There has been a long history of turnpikes and toll roads in the DFW Metroplex; road construction costs assure us that there will be more to come (even controversially). Normally constructed for auto traffic, downtown Dallas once contained the nation’s shortest turnpike… for pedestrians.
Located between busy Elm and Pacific Streets, a small parking lot became a popular shortcut for pedestrians walking to downtown destinations. Despite 12 years of “no pedestrian passage” and “customers only” signs, the route was so heavily trafficked that it prevented cars from being parked in the lot. In 1956 owner Elbert Norton had an idea: open a pedestrian-only parkway and charge customers a nickel for each use. Almost 100 people an hour used the walkway on the first day; the short-lived “Norton’s Turnpike” became a unique feature of downtown Dallas on the move.
This is why it made perfect sense to plan for a future of pedestrian tunnels and skywalks.

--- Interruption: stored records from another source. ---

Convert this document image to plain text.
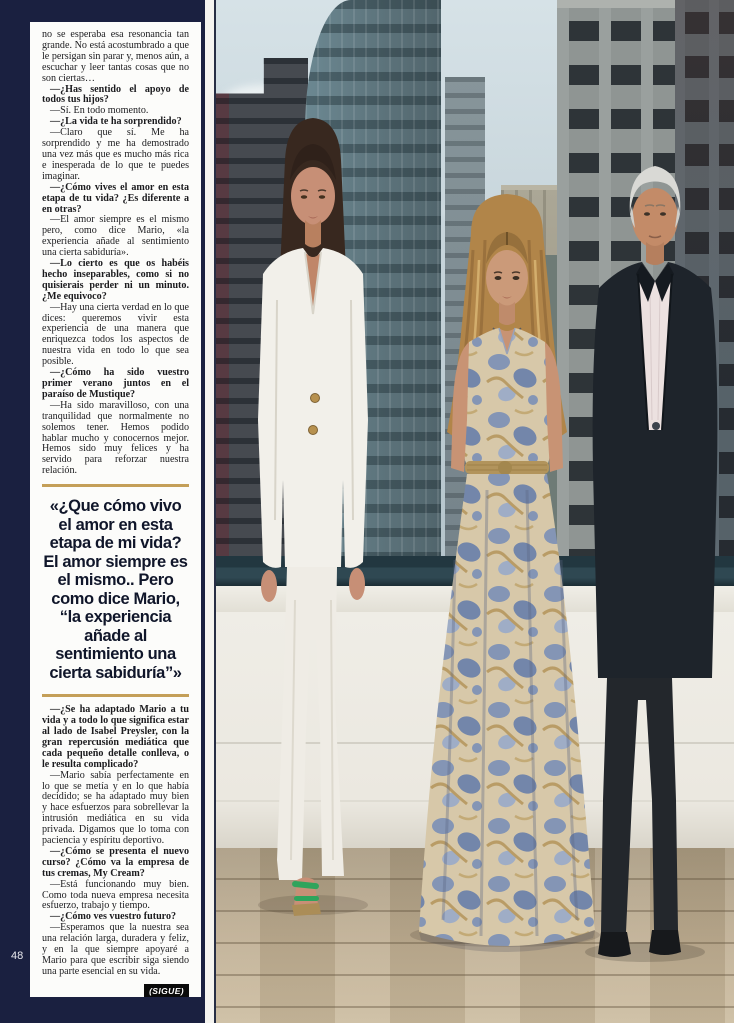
48

no se esperaba esa resonancia tan grande. No está acostumbrado a que le persigan sin parar y, menos aún, a escuchar y leer tantas cosas que no son ciertas…

—¿Has sentido el apoyo de todos tus hijos?

—Sí. En todo momento.

—¿La vida te ha sorprendido?

—Claro que sí. Me ha sorprendido y me ha demostrado una vez más que es mucho más rica e inesperada de lo que te puedes imaginar.

—¿Cómo vives el amor en esta etapa de tu vida? ¿Es diferente a en otras?

—El amor siempre es el mismo pero, como dice Mario, «la experiencia añade al sentimiento una cierta sabiduría».

—Lo cierto es que os habéis hecho inseparables, como si no quisierais perder ni un minuto. ¿Me equivoco?

—Hay una cierta verdad en lo que dices: queremos vivir esta experiencia de una manera que enriquezca todos los aspectos de nuestra vida en todo lo que sea posible.

—¿Cómo ha sido vuestro primer verano juntos en el paraíso de Mustique?

—Ha sido maravilloso, con una tranquilidad que normalmente no solemos tener. Hemos podido hablar mucho y conocernos mejor. Hemos sido muy felices y ha servido para reforzar nuestra relación.

«¿Que cómo vivo el amor en esta etapa de mi vida? El amor siempre es el mismo.. Pero como dice Mario, “la experiencia añade al sentimiento una cierta sabiduría”»

—¿Se ha adaptado Mario a tu vida y a todo lo que significa estar al lado de Isabel Preysler, con la gran repercusión mediática que cada pequeño detalle conlleva, o le resulta complicado?

—Mario sabía perfectamente en lo que se metía y en lo que había decidido; se ha adaptado muy bien y hace esfuerzos para sobrellevar la intrusión mediática en su vida privada. Digamos que lo toma con paciencia y espíritu deportivo.

—¿Cómo se presenta el nuevo curso? ¿Cómo va la empresa de tus cremas, My Cream?

—Está funcionando muy bien. Como toda nueva empresa necesita esfuerzo, trabajo y tiempo.

—¿Cómo ves vuestro futuro?

—Esperamos que la nuestra sea una relación larga, duradera y feliz, y en la que siempre apoyaré a Mario para que escribir siga siendo una parte esencial en su vida.

(SIGUE)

You raise a good point; downtown congestion was a serious issue during this time period, and planners only envisioned it getting worse. This resulted in a plan that called for the creation of separate levels for transportation modes: pedestrian, vehicle, transit and freight.
I think this actually shows why skywalks and tunnels have usually failed!
Here the issue was cutting through private property to the neighboring block, not crossing the street. Tunnels and skywalks are normally proposed in order to avoid crossing a street, and they don’t speed that process up unless the street is completely hostile to pedestrians, or if you can ensure that the majority of pedestrians are already either underground or on the second floor.
If you’ve got good reason to be on the ground floor, pedestrians will cross the street to avoid the stairs, just as pedestrians here would pay money and cut through a driveway in order to avoid going an extra block out of their way.